Gli studenti lanciano proiettili alla polizia, a boulevard Saint Germain, Parigi. (Bruno Barbey, Magnum/Courtesy of Atlas gallery)

Due primavere del 1968

28 maggio 2014 17:29

La galleria Atlas di Londra ospita la mostra Spring revolutions, 1968 – A tale of two cities, che raccoglie le foto scattate da Ian Berry e Bruno Barbey tra maggio e agosto del 1968 rispettivamente a Praga e a Parigi.

Ian Berry (nato a Preston, nel Regno Unito, nel 1934 e fotografo dell’agenzia Magnum dal 1962) arrivò a Praga nel giorno in cui i carri armati sovietici invasero la capitale dell’allora Cecoslovacchia. Era l’unico fotografo straniero presente e trascorse nella città una settimana, documentando le proteste e gli scontri tra i giovani cechi e i soldati russi. Il suo lavoro sulla primavera di Praga è stato spesso messo in ombra da quello del fotografo ceco Josef Koudelka, ma è considerato uno dei più importanti documenti storici su quel periodo.

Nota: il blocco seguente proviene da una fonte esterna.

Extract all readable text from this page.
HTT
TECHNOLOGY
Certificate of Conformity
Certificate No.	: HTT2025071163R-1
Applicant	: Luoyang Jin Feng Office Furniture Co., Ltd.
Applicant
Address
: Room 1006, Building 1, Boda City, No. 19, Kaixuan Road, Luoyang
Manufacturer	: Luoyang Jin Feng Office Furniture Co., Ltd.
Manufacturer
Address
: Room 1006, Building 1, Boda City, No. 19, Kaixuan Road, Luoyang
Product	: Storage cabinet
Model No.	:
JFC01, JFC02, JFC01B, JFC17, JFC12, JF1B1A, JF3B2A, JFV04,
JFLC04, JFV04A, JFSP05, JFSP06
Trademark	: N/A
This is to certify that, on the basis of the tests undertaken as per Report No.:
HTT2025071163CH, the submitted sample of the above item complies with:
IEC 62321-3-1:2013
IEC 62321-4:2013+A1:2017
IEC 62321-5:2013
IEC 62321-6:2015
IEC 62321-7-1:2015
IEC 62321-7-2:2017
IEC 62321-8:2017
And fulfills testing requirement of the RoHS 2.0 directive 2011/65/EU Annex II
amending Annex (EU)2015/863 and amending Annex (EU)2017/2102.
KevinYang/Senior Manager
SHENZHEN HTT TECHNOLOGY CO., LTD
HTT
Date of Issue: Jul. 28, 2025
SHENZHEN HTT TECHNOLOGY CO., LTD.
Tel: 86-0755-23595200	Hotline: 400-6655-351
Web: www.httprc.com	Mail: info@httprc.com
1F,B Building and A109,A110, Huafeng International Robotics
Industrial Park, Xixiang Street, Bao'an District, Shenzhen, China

Nel frattempo a Parigi il fotografo francese Bruno Barbey (nato in Marocco nel 1941 ed entrato nell’agenzia Magnum nel 1966) cominciò a seguire le contestazioni studentesche e l’occupazione della Sorbona. Nata nel maggio del 1968, la rivolta si trasformò in uno sciopero a cui parteciparono 11 milioni di lavoratori e che portò all’occupazione di fabbriche e università in tutta la Francia. Barbey raccontò le proteste di quelle settimane, che diventarono le più violente mai scoppiate in una capitale occidentale dalla seconda guerra mondiale.

La mostra Spring revolutions, 1968 è la prima a riunire i lavori di Berry e di Barbey e si può visitare fino al 14 giugno.